TALLAHASSEE — Dennis Jones has spent more than 30 years as a Pinellas County lawmaker, the last nine as a state senator representing the county's beach communities.
But for tax purposes, Jones' home is now more than 100 miles to the northeast in the rural hamlet of Dunnellon.
And it appears to be okay.
Jones, who will leave the Senate this year because of term limits, switched his homestead exemption to a residence in southwest Marion County in 2008. The switch happened shortly after voters approved a constitutional amendment that allowed homeowners to transfer accumulated tax benefits from one property to another.
His wife, Susan Jones, already lives there nearly full time and is a registered Marion County voter. In an interview, Dennis Jones said he lives at the Dunnellon residence on weekends.
The Florida Constitution says legislators must be "an elector and resident of the district from which elected."
Jones says his current full-time residence is in Pinellas County, where he is a vice president at St. Petersburg College. He also votes in Pinellas County and, when the Legislature is not in session, lives in a duplex his wife owns in Redington Shores on weekdays.
Florida law says homeowners may claim a homestead exemption on their permanent residence.
The arrangement does not concern the Pinellas County Property Appraiser's Office, as long as the couple considers the home where they're claiming the homestead exemption as their permanent residence.
"We're not trying to make sure that that person sleeps in the house every night," said Amanda Coffey, the assistant to Property Appraiser Pam Dubov.
Florida's election law says legislators must reside in the districts they represent but little else on the topic. Jones, a Republican, has represented Senate District 13 since 2002, an area that consists of most of the western half of Pinellas County.
Reached at his Dunnellon home Friday, Jones said he has owned property in Marion County since 1970. That predates his political career, which began in 1978 when he was elected to a Pinellas seat in the Florida House.
The transition away from Pinellas County is a deliberate one, he said. Jones, a retired chiropractor, has served as both the House speaker pro tempore and Senate majority leader. The senator also owns a home in Tallahassee where he lives when the Legislature is in session, but Dunnellon is his future home, he said.
"This is where we decided where my family wants to reside when I leave public office," Jones, 70, said.

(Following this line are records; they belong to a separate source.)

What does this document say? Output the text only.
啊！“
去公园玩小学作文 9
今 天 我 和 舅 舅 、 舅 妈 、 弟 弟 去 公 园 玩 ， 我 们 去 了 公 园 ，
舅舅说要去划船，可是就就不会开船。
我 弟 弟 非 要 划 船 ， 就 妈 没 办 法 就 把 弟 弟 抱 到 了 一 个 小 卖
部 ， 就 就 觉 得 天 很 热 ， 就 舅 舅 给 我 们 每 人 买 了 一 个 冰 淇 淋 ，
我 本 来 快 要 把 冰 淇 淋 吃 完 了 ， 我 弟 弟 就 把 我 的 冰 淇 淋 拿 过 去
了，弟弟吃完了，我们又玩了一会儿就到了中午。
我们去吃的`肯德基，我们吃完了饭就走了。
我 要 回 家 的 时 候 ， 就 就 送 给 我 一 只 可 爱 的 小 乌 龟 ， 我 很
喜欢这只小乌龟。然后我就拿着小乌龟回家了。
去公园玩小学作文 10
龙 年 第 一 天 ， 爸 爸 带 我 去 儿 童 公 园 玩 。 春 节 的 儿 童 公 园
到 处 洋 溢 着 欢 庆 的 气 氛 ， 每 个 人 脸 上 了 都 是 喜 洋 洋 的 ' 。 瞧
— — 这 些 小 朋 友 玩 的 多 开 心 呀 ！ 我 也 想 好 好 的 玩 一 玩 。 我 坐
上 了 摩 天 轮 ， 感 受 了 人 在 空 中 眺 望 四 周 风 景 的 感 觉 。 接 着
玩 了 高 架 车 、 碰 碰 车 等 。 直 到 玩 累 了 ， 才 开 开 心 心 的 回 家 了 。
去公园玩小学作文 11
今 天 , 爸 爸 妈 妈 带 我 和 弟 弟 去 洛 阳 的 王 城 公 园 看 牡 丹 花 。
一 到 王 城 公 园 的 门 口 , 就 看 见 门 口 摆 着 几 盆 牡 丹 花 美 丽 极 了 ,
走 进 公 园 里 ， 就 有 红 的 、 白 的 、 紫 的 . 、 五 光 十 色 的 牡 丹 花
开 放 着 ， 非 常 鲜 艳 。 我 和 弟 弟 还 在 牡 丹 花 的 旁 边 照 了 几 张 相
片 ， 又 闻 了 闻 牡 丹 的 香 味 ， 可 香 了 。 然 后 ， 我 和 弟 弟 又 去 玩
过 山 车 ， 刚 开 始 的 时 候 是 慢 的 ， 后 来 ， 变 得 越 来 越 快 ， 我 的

The Florida Election Code doesn't have a specific definition for what makes someone a resident of an area, according to an advisory opinion from the Division of Elections.
"However, this office and Florida courts have consistently construed legal residence to mean a permanent residence, domicile, or permanent abode, rather than a residence that is temporary," the document states.
A homestead exemption isn't the sole indicator of whether or not a person has established residency, the opinion stated.
The best proof is where a person says he lives but other evidence can also be considered, such as the address on his driver's license, where he receives mail, and the location of personal effects.
By placing the homestead exemption on their Dunnellon property and taking advantage of accompanying caps on yearly increases, the Joneses reduced their property tax bill by several thousand dollars.
Times researcher Caryn Baird contributed to this report.